The Million-Label NER: Breaking Scale Barriers with GLiNER bi-encoder
Ihor Stepanov, Mykhailo Shtopko, Dmytro Vodianytskyi, Oleksandr Lukashov
TL;DR
GLiNER-bi-Encoder introduces a decoupled bi-encoder architecture for NER that eliminates the context-window bottleneck by pre-computing label embeddings and scoring text spans against a label space. It achieves state-of-the-art zero-shot performance on CrossNER ($\$61.5\%$ Micro-F1) and delivers up to $\$130\times$ faster inference at $1024$ labels using pre-computed label embeddings, while maintaining competitive accuracy with uni-encoder baselines. The work also introduces GLiNKER, a modular entity-linking framework that leverages the bi-encoder for scalable disambiguation across massive knowledge bases. Across 26 datasets, bi-encoder models match or exceed uni-encoder performance, with pronounced gains in biomedical and ontology-rich domains, and demonstrate practical deployment benefits through near-constant inference costs when label embeddings are cached. Limitations include highly contextual or long-span entities and a fixed maximum span width, pointing to future directions in contrastive pre-training, retrieval-augmented learning, and multilingual expansion.
Abstract
This paper introduces GLiNER-bi-Encoder, a novel architecture for Named Entity Recognition (NER) that harmonizes zero-shot flexibility with industrial-scale efficiency.
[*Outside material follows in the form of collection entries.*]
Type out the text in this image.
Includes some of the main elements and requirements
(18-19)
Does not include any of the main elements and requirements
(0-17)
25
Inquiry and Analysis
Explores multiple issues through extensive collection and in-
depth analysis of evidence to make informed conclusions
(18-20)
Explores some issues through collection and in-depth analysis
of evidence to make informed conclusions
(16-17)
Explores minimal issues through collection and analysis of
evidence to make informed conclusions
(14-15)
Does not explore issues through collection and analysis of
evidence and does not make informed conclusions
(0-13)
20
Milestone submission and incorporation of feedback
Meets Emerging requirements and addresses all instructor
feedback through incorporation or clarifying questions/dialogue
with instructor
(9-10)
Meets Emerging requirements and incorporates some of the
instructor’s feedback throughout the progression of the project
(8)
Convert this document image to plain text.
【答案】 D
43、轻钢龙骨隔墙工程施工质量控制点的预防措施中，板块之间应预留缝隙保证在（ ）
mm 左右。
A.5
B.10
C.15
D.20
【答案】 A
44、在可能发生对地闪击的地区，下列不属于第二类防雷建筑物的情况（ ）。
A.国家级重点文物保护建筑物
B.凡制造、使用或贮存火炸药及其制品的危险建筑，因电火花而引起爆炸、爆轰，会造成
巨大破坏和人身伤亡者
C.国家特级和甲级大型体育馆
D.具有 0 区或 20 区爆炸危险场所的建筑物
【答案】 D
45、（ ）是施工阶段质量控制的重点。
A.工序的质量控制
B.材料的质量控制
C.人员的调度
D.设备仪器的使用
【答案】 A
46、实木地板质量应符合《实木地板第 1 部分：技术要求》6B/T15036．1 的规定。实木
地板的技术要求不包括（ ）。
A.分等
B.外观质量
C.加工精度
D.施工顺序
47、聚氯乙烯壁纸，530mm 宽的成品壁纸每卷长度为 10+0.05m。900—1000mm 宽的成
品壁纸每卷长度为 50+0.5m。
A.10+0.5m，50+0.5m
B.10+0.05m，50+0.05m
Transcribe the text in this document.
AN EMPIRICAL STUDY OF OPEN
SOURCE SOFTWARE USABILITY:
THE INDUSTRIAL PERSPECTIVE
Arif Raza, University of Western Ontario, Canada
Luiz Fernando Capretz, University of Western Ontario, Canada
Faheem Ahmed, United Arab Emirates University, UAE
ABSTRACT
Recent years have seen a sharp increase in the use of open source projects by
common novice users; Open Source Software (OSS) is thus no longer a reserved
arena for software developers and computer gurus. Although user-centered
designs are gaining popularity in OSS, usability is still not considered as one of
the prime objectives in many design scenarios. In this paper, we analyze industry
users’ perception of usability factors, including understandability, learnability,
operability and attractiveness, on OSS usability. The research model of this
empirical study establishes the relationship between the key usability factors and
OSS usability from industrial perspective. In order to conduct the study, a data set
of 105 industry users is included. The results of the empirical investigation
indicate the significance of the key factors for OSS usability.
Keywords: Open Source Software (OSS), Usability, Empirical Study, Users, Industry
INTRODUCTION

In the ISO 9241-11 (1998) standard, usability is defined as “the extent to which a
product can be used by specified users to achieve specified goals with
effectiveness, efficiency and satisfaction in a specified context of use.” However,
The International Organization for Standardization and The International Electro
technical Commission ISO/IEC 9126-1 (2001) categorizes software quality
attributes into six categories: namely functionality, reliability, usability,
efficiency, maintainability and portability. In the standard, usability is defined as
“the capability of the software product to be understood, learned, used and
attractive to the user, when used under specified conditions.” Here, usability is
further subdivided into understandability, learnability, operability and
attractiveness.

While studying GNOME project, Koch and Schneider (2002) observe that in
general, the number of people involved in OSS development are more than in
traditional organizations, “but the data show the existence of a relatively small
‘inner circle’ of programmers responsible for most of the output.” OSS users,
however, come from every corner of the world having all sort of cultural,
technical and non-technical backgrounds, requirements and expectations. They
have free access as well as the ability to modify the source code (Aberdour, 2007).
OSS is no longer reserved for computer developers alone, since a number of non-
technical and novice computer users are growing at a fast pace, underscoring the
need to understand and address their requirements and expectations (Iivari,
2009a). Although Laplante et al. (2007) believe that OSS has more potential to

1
While the original GLiNER framework offers strong generalization, its joint-encoding approach suffers from quadratic complexity as the number of entity labels increases. Our proposed bi-encoder design decouples the process into a dedicated label encoder and a context encoder, effectively removing the context-window bottleneck. This architecture enables the simultaneous recognition of thousands, and potentially millions, of entity types with minimal overhead. Experimental results demonstrate state-of-the-art zero-shot performance, achieving 61.5 percent Micro-F1 on the CrossNER benchmark. Crucially, by leveraging pre-computed label embeddings, GLiNER-bi-Encoder achieves up to a 130 times throughput improvement at 1024 labels compared to its uni-encoder predecessors. Furthermore, we introduce GLiNKER, a modular framework that leverages this architecture for high-performance entity linking across massive knowledge bases such as Wikidata.